= Duneed Aboriginal Land Reserve =

On 29 June 1861, the 1 acre Duneed Aboriginal Land Reserve was set aside for the Wadawurrung (Wathaurong) people. The reserve was located on Ghazeepore Road just south of Armstrong Creek, in Mount Duneed, Victoria, Australia.

At that time it appears to have had 11 people residing there including Willem Baa Nip. They stayed at the reserve as Aboriginal people were prohibited from staying in the Geelong Township after sundown.

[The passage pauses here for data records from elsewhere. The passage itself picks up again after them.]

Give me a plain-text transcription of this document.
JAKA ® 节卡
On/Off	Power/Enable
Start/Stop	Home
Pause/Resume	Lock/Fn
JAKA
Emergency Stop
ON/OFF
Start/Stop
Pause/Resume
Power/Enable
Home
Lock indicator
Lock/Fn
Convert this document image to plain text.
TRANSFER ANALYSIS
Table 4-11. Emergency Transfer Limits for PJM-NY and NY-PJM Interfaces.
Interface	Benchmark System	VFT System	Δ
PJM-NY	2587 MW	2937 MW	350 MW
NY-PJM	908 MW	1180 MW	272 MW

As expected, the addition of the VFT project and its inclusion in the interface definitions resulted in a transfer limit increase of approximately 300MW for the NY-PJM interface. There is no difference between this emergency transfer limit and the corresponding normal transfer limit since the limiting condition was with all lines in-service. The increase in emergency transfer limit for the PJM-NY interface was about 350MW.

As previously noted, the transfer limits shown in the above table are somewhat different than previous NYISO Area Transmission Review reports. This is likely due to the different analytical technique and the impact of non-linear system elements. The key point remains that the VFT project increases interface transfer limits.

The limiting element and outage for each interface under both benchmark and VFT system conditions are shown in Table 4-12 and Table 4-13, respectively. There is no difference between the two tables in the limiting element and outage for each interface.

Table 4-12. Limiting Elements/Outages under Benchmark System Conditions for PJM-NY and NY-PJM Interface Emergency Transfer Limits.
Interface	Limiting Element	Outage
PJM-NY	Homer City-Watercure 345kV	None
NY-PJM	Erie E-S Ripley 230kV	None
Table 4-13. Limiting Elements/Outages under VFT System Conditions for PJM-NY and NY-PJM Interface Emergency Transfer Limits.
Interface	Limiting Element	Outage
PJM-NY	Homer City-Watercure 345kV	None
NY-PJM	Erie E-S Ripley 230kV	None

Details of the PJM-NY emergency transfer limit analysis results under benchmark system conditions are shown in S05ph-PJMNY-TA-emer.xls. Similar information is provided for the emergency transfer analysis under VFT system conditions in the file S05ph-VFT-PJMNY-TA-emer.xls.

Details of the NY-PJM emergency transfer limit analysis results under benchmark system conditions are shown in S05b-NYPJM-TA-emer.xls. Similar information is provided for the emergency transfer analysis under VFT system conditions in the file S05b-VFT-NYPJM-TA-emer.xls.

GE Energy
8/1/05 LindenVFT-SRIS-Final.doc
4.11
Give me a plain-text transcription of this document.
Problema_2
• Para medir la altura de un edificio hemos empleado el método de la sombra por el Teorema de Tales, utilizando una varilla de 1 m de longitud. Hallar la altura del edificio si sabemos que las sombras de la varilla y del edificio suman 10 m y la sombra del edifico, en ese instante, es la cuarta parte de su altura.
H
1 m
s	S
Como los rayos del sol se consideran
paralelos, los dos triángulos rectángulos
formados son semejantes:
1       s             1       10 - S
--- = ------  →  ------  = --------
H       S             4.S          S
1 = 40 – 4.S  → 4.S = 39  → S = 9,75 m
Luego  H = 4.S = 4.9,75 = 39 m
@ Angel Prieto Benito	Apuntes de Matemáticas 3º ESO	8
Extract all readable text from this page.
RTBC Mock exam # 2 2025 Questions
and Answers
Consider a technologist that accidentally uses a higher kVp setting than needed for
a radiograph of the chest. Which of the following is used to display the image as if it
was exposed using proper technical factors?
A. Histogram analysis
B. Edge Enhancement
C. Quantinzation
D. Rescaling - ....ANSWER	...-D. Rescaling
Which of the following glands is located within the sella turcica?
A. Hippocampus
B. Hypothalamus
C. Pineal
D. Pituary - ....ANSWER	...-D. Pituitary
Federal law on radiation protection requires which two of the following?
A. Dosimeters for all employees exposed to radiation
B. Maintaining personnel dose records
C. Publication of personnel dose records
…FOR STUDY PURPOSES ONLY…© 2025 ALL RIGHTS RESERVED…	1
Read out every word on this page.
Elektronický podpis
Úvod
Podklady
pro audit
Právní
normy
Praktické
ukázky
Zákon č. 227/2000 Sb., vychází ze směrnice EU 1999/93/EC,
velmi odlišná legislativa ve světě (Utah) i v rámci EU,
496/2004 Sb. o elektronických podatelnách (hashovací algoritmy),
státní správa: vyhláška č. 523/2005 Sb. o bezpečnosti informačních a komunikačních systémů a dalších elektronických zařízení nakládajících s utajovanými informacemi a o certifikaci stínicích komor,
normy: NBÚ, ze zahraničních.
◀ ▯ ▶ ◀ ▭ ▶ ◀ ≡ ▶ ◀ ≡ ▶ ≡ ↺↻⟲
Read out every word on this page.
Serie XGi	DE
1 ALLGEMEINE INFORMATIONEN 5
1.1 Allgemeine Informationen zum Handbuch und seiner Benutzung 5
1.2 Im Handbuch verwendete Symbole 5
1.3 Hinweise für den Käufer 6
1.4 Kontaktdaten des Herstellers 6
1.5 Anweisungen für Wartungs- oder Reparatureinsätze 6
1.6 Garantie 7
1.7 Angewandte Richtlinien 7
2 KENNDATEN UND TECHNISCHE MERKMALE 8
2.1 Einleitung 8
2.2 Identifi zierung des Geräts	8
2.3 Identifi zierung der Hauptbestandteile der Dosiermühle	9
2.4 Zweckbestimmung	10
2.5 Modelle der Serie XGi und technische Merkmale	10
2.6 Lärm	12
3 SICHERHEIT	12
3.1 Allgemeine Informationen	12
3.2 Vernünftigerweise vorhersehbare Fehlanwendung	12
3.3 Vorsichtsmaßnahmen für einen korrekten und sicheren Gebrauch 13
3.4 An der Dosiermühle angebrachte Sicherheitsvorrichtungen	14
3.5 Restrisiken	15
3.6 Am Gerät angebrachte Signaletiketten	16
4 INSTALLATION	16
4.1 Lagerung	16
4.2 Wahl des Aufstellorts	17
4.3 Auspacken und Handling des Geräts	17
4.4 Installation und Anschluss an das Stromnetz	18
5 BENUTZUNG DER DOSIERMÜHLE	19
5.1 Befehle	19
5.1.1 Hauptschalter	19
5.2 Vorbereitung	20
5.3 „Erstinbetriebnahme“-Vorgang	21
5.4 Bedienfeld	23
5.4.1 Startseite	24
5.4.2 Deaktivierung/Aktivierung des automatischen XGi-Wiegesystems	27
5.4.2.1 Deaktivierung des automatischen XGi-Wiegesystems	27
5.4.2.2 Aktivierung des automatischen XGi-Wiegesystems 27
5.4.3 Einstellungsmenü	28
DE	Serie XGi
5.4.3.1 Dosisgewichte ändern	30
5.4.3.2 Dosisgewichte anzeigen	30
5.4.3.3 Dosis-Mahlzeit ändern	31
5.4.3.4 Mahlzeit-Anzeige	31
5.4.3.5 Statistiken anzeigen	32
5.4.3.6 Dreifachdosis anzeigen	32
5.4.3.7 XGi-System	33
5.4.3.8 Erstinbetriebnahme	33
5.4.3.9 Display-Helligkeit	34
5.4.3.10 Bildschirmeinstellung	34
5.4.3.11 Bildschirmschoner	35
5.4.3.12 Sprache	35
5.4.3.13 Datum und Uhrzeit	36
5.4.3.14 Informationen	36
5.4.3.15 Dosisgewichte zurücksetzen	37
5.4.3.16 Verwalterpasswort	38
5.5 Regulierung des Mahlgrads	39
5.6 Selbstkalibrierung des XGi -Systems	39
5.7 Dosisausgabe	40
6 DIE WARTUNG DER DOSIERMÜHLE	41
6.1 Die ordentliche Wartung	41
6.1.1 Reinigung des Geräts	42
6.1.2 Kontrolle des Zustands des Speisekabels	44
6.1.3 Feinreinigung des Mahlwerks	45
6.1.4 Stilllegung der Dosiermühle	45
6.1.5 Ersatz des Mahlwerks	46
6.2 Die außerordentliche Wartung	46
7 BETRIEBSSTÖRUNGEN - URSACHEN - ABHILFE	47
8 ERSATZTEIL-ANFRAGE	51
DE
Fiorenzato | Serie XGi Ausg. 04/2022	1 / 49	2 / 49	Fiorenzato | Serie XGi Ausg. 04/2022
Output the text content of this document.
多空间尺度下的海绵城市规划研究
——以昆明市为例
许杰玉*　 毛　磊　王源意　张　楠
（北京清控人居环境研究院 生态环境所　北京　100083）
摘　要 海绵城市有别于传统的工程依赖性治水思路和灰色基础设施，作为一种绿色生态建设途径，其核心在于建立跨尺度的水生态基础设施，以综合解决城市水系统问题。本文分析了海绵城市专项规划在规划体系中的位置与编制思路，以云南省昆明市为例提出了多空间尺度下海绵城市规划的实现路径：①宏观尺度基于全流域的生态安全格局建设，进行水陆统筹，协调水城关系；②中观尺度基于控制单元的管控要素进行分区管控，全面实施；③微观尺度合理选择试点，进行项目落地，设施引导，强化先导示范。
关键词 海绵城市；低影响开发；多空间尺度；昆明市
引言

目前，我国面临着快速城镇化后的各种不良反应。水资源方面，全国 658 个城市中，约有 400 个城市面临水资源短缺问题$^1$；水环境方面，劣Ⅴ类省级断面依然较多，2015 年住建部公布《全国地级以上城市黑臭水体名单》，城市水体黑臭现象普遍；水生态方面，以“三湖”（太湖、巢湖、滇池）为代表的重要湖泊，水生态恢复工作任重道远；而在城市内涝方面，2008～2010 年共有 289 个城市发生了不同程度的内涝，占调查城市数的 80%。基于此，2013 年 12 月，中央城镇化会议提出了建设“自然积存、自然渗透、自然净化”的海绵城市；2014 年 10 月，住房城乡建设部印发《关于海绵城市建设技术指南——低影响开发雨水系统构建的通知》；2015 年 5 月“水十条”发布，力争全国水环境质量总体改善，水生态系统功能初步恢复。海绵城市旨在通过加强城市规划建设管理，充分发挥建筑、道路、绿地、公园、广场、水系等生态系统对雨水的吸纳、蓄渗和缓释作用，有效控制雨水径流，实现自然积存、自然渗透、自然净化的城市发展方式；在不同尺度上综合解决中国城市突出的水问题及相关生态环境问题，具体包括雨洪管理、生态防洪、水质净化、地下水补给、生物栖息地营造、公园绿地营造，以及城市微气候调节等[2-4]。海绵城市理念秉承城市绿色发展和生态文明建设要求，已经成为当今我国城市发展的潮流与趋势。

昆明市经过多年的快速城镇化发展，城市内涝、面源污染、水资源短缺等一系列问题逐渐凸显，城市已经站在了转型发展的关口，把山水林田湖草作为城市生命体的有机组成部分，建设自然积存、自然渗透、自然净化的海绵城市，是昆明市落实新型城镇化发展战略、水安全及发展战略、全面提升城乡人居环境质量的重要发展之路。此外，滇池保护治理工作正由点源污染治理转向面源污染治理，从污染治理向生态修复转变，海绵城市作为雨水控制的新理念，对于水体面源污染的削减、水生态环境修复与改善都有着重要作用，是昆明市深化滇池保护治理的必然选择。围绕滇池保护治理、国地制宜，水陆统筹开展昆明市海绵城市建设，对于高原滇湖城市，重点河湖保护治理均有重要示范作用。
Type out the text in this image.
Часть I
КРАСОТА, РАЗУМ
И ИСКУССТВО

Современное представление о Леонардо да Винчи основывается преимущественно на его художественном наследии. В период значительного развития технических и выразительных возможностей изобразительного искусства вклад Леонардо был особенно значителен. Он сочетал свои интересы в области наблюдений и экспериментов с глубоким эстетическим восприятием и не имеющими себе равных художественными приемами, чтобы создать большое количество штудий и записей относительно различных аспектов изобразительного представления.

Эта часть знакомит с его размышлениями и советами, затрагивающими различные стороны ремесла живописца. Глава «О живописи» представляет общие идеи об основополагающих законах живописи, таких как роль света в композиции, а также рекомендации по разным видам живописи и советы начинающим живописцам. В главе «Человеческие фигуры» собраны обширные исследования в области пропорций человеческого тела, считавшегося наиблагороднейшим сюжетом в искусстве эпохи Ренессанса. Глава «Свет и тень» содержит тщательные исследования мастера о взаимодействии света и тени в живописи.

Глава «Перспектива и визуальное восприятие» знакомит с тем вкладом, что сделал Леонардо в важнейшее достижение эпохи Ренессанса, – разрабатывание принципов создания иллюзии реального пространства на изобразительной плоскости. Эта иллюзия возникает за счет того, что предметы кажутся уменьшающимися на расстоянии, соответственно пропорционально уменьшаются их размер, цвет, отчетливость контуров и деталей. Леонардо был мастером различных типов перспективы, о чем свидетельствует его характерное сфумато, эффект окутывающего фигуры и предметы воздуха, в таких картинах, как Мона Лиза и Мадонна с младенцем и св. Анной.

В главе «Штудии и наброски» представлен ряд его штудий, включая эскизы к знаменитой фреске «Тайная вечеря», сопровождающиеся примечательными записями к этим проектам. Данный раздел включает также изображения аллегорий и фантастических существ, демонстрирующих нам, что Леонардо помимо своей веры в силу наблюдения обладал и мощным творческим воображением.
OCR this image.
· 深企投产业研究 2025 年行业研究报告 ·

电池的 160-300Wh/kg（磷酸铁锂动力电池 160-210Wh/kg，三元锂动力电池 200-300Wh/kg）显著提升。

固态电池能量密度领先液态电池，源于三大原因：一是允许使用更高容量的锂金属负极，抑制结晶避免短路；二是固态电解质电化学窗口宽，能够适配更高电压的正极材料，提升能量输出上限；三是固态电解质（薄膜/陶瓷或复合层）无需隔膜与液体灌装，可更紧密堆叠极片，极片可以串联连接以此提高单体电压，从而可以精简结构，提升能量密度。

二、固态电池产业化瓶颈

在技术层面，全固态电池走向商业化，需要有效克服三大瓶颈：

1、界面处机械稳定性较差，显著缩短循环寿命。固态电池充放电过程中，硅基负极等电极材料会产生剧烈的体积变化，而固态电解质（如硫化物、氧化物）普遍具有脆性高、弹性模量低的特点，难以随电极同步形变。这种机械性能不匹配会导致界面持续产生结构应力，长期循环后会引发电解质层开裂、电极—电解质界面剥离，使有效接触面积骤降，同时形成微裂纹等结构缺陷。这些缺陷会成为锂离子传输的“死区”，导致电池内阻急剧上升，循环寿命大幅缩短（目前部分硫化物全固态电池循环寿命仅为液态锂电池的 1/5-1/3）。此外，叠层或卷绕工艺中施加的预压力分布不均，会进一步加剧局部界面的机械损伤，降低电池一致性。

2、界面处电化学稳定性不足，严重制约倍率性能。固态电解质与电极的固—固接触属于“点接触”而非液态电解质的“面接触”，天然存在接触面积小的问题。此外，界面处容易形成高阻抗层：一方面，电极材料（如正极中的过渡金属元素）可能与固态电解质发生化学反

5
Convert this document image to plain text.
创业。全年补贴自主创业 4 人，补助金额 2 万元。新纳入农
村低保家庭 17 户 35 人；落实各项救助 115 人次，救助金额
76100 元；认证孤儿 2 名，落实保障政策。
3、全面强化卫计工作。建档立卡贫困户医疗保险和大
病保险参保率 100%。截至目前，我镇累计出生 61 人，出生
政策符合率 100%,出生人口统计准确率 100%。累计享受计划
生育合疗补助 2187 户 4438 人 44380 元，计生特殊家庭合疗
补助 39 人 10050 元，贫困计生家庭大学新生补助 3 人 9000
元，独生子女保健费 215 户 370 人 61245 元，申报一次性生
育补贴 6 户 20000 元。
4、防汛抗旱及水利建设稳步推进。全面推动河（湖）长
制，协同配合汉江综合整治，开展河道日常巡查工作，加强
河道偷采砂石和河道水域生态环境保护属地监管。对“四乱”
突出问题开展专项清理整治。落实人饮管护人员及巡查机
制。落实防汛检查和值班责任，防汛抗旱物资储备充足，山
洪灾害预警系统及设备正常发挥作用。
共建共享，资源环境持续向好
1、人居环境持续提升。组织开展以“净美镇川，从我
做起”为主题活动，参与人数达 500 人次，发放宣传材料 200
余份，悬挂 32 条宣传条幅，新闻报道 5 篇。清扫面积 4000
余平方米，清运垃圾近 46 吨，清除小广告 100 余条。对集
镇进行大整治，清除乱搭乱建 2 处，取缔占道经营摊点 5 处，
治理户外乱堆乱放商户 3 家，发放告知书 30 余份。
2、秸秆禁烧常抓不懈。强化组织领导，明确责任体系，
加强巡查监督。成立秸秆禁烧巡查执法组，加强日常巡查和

In September 1866, J. M. Garratt reported to the Parliament of Victoria:"The stores are distributed periodically under the supervision of Mr. Charles Read, my colleague correspondent taking care as much as possible to induce the blacks to go out of town to consume them. Indeed, Mr. Read has supplied one of the neighboring farmers, who appears a trustworthy man, with rations for the use of the natives who camp on and around his homestead, so that they may have as little inducement as possible to visit the town at all. Ten years ago the number of the Geelong blacks was considerable, now only four males remain as a wretched remnant of a once powerful tribe."

On 1 October 1907, its status as an Aboriginal reserve was revoked. The Geelong Advertiser reported at the time of the revocation that it had gone unused for many years.